Molte delle automobili presentate al Salone di Ginevra 2010 non sono anteprime assolute, alcune hanno infatti ricevuto il primo bagno di folla ai saloni d’oltreoceano; non mancano però all’esibizione elvetica i debutti mondiali e tra questi annoveriamo la Hyundai i-Flow concept, un’automobile del segmento D pensata proprio per il mercato europeo.
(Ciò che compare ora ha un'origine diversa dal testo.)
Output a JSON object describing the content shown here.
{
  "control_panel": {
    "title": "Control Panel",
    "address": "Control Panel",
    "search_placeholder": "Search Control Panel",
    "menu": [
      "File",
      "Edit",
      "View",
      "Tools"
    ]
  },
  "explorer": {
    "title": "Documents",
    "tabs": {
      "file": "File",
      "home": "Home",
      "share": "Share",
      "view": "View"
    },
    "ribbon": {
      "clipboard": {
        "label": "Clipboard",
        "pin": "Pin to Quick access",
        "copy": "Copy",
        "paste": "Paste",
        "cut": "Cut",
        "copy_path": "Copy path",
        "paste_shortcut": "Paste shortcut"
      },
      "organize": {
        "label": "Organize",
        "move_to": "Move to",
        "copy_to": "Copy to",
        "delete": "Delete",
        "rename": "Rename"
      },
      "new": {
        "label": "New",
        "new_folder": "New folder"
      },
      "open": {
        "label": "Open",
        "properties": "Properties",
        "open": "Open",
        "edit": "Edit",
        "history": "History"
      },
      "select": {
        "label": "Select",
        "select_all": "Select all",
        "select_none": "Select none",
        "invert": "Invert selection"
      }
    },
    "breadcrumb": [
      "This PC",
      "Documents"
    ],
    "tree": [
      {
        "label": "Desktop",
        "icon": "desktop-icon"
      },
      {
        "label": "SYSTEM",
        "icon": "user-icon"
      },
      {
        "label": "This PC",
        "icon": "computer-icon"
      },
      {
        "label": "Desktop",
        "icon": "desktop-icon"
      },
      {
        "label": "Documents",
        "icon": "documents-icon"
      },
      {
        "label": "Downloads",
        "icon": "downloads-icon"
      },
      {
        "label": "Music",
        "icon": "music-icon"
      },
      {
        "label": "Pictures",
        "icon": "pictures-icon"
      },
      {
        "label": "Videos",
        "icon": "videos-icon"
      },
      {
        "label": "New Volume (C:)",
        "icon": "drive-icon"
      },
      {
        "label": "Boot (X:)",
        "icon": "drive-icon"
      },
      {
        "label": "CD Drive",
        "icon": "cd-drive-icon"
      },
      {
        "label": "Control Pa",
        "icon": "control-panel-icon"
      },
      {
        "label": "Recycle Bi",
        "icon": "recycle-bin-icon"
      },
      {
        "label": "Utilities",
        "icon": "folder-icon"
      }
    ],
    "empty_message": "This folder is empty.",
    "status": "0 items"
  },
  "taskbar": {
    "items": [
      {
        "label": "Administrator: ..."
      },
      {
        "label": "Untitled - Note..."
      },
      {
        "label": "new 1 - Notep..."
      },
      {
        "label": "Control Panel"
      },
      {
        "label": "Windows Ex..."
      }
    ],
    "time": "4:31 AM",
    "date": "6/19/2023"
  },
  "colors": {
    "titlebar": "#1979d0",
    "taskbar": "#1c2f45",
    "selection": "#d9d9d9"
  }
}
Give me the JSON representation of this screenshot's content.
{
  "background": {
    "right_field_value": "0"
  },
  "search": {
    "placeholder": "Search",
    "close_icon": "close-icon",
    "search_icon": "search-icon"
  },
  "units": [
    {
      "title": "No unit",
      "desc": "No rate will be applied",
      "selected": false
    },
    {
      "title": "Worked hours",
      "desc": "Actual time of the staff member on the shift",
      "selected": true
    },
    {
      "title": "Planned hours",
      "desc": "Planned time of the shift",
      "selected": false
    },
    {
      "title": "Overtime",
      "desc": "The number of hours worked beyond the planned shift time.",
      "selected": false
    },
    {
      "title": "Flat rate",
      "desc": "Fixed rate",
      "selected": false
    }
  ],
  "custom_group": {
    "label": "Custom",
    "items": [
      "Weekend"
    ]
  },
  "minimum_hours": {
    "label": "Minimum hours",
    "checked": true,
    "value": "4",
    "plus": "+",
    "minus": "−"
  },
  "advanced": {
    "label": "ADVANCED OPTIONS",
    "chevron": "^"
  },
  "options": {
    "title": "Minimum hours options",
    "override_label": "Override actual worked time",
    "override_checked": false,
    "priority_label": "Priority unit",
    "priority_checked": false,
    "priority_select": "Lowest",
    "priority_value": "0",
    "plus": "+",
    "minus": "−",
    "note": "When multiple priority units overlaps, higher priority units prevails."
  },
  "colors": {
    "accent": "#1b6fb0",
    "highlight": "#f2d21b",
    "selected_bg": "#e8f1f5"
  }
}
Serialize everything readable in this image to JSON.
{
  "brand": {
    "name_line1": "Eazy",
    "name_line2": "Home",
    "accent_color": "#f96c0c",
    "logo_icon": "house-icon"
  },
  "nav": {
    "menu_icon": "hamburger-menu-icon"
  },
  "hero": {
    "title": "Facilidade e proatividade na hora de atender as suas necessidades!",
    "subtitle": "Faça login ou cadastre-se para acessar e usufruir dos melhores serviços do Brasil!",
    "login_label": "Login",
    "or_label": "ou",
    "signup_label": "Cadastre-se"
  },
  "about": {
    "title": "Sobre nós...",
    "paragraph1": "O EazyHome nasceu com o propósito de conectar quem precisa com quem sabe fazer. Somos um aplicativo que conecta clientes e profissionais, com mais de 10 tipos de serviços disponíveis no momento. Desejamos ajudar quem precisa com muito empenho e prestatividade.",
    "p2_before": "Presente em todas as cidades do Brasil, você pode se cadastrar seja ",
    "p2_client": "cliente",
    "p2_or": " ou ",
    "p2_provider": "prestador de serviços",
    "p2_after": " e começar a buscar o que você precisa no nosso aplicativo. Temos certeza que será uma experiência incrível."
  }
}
Ideata nel centro stile di Rüsselsheim in Germania – come la iX35 – la quattro porte coreana nasce da un concetto astratto e affascinante denominato – dagli stessi designer che l’hanno disegnata – “fluidic sculpture” a causa delle linee morbide e sinuose che le donano un impressione di movimento, anche da ferma.
Ma L’i-flow non è solo “scena”, infatti il concept Hyundai è dotato di una tecnologia all’avanguardia costituita da materiali leggeri per ridurre il peso e da pannelli solari per massimizzare l’efficienza energetica, il tutto sviluppato in collaborazione con l’azienda chimica “Basf”.
Anche all’interno lo stile viene mantenuto, regalando un dolce senso di continuità dal cruscotto fino alle portiere, per poi proseguire fino al vano di carico. Tra l’altro Hyundai ha dichiarato di aver utilizzato nuovi materiali d’avanguardia per alleggerire quanto più possibile l’intera struttura.
La propulsione è ibrida e si affida al motore diesel di 1,7 litri di cilindrata con turbocompressore a doppio stadio abbinato ad una batteria al litio e polimeri, mentre il cambio è un doppia frizione con sei rapporti. Tecnologici anche gli interni, che propongono uno schermo touch-screen posizionato nel tunnel centrale che controlla tutte le funzioni della vettura.